Uma pesquisa com participação de cientistas brasileiros aponta que estrelas podem absorver planetas ao longo de sua trajetória evolutiva, incorporando parte desse material à sua composição. O estudo foi coordenado pela doutoranda Anne Rathsam, do Instituto de Astronomia, Geofísica e Ciências Atmosféricas da Universidade de São Paulo (IAG/USP), com a colaboração de pesquisadores internacionais.
A investigação examinou o sistema binário HD 129171 e HD 129209 para descobrir por que estrelas que surgiram juntas podem apresentar diferenças em sua composição química. Os resultados foram publicados na revista Astronomy & Astrophysics.
As análises revelaram que uma das estrelas possui níveis mais elevados de elementos refratários, como berílio e lítio, quando comparada à sua companheira. Para os cientistas, essa diferença pode indicar que a estrela incorporou material rochoso proveniente de um planeta durante sua evolução.
Segundo os autores, o padrão identificado fortalece a teoria de que episódios de ingestão planetária podem ocorrer com mais frequência do que se acreditava anteriormente e ajudam a esclarecer variações químicas inesperadas observadas em estrelas “gêmeas”.
Diferença química entre estrelas indica possível consumo de planeta

Os pesquisadores começaram analisando duas estrelas que nasceram da mesma nuvem de gás e poeira. Em teoria, isso deveria fazer com que ambas apresentassem composições químicas muito semelhantes. Porém, os cientistas encontraram diferenças em elementos frequentemente relacionados à formação de corpos sólidos, como os planetas rochosos.

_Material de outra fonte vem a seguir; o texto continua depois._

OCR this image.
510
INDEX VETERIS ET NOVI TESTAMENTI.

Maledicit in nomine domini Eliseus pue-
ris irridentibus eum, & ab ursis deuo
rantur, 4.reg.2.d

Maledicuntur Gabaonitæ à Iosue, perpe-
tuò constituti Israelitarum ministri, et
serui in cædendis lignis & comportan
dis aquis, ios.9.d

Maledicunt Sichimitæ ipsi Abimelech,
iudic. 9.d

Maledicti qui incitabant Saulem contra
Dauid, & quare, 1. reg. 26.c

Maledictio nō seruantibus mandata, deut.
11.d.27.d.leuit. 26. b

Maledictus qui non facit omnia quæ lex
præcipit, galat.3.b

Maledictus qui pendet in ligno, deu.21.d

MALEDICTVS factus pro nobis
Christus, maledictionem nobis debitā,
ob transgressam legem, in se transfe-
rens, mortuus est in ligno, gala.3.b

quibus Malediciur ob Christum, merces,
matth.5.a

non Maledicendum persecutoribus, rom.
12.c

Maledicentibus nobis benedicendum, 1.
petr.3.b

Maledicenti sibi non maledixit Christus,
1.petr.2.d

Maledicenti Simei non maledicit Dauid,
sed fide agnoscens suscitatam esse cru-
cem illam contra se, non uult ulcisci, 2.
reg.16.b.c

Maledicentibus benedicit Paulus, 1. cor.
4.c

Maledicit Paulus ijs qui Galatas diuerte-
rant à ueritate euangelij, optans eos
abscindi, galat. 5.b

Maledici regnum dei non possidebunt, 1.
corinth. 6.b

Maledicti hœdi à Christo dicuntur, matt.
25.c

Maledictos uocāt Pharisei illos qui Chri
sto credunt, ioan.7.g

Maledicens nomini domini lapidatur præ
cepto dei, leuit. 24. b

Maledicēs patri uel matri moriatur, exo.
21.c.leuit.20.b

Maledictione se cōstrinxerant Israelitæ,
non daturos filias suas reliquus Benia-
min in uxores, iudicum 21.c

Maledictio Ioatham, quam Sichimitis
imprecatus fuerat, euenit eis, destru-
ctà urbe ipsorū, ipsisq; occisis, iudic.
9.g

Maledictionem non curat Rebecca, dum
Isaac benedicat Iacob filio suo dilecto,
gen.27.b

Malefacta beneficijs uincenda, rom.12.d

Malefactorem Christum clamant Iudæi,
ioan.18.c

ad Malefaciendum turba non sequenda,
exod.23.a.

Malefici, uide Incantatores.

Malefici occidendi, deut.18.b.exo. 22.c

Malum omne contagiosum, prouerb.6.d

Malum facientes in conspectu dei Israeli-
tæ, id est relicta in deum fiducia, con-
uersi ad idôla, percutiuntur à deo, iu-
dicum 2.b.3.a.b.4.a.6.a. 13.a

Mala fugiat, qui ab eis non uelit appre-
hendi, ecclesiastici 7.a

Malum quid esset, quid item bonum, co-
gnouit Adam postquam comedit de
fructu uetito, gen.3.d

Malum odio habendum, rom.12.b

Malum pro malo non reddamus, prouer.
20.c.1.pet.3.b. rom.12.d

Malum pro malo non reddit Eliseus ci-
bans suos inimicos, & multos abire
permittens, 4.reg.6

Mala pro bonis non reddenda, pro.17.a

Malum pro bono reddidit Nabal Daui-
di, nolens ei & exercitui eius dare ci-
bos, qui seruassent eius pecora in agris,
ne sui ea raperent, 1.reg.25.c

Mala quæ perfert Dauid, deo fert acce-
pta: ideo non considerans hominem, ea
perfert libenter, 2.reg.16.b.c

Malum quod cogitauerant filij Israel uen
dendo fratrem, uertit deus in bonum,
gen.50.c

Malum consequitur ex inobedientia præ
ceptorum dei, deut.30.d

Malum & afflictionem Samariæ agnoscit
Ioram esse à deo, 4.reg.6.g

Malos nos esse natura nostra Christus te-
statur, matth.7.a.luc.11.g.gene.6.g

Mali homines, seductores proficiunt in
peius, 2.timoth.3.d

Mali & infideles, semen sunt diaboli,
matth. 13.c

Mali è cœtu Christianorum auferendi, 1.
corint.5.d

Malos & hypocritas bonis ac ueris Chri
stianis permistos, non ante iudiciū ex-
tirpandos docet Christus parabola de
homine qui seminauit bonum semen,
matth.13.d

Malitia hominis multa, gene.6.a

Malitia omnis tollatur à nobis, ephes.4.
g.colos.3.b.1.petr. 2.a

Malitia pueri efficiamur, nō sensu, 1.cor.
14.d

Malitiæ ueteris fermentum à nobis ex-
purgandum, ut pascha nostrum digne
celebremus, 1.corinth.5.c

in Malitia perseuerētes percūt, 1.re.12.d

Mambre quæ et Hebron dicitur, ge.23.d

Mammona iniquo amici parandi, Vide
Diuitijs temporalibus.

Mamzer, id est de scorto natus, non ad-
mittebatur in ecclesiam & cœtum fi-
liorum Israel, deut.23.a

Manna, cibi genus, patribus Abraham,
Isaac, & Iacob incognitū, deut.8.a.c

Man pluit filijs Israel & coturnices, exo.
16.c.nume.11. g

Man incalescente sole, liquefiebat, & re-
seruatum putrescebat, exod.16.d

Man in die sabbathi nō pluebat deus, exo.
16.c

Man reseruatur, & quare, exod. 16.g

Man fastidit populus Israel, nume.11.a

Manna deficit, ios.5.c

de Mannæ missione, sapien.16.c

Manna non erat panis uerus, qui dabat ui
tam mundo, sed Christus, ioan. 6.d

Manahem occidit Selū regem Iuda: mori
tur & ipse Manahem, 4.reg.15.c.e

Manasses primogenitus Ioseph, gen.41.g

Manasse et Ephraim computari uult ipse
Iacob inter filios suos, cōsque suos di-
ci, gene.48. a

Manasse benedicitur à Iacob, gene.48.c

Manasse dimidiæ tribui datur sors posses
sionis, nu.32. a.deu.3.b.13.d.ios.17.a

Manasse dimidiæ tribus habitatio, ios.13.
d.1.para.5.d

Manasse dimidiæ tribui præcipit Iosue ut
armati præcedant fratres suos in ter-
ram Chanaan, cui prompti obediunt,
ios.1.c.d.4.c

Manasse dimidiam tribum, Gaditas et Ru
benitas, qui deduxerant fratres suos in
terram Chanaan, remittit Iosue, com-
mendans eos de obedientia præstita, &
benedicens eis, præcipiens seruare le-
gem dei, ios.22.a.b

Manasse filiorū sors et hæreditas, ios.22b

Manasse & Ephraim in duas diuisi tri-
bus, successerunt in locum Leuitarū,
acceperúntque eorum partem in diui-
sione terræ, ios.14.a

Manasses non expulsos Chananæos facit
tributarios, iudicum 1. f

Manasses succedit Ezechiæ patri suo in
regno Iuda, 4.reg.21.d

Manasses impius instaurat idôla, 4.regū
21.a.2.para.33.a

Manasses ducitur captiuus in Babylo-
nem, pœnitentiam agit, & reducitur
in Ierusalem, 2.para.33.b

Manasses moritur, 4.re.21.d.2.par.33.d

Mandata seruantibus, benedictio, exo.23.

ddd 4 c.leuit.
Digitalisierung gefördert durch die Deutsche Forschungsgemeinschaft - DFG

A astrônoma Anne Rathsam, doutoranda do IAG/USP e principal autora da pesquisa, explicou que o principal indício está na composição da camada superficial das estrelas. “O que entrega que a estrela engoliu um planeta é a sua composição química. Quando a estrela ingere um de seus planetas, esse material é misturado na sua superfície”, afirmou a pesquisadora em entrevista ao G1.
Os resultados indicaram que, quanto mais refratário era o elemento estudado, maior se tornava a diferença observada entre as duas estrelas. Esse padrão chamou atenção principalmente no caso do berílio, que apresentou uma resistência maior do que o lítio às condições presentes no interior estelar.
Berílio funciona como marcador mais duradouro de ingestão planetária

A pesquisa destacou que elementos como lítio e berílio não são gerados no interior das estrelas. Por isso, quando aparecem em quantidades elevadas, podem indicar uma origem externa. Além disso, ambos acabam sendo destruídos gradualmente devido às altas temperaturas estelares, porém em velocidades diferentes.
O lítio é consumido em temperaturas mais baixas, enquanto o berílio consegue permanecer por mais tempo antes de ser destruído. Segundo os cientistas, essa propriedade torna o berílio um marcador mais eficiente para identificar acontecimentos antigos, quando comparado ao lítio.
As observações foram realizadas com o auxílio do espectrógrafo UVES, equipamento instalado no telescópio Very Large Telescope, no Chile. O instrumento permite separar a luz emitida pelas estrelas e identificar os elementos químicos presentes em suas camadas superficiais.
Hipótese reforça ideia de sistemas planetários instáveis
A análise aponta que a estrela HD 129171 pode ter incorporado material proveniente de um ou mais planetas rochosos. Entretanto, os pesquisadores ainda não conseguem determinar exatamente quantos corpos estiveram envolvidos nem quando esse processo aconteceu.
De acordo com os autores do estudo, os vestígios de lítio e berílio encontrados sugerem que essa absorção ocorreu há relativamente pouco tempo em escala astronômica. Ainda assim, as limitações dos modelos disponíveis atualmente não permitem estabelecer uma data precisa para o evento.
A descoberta fortalece a hipótese de que sistemas planetários com comportamento instável podem ser mais comuns no universo do que se imaginava anteriormente. Esse cenário difere do que é observado no Sistema Solar, onde os planetas apresentam órbitas mais estáveis e organizadas.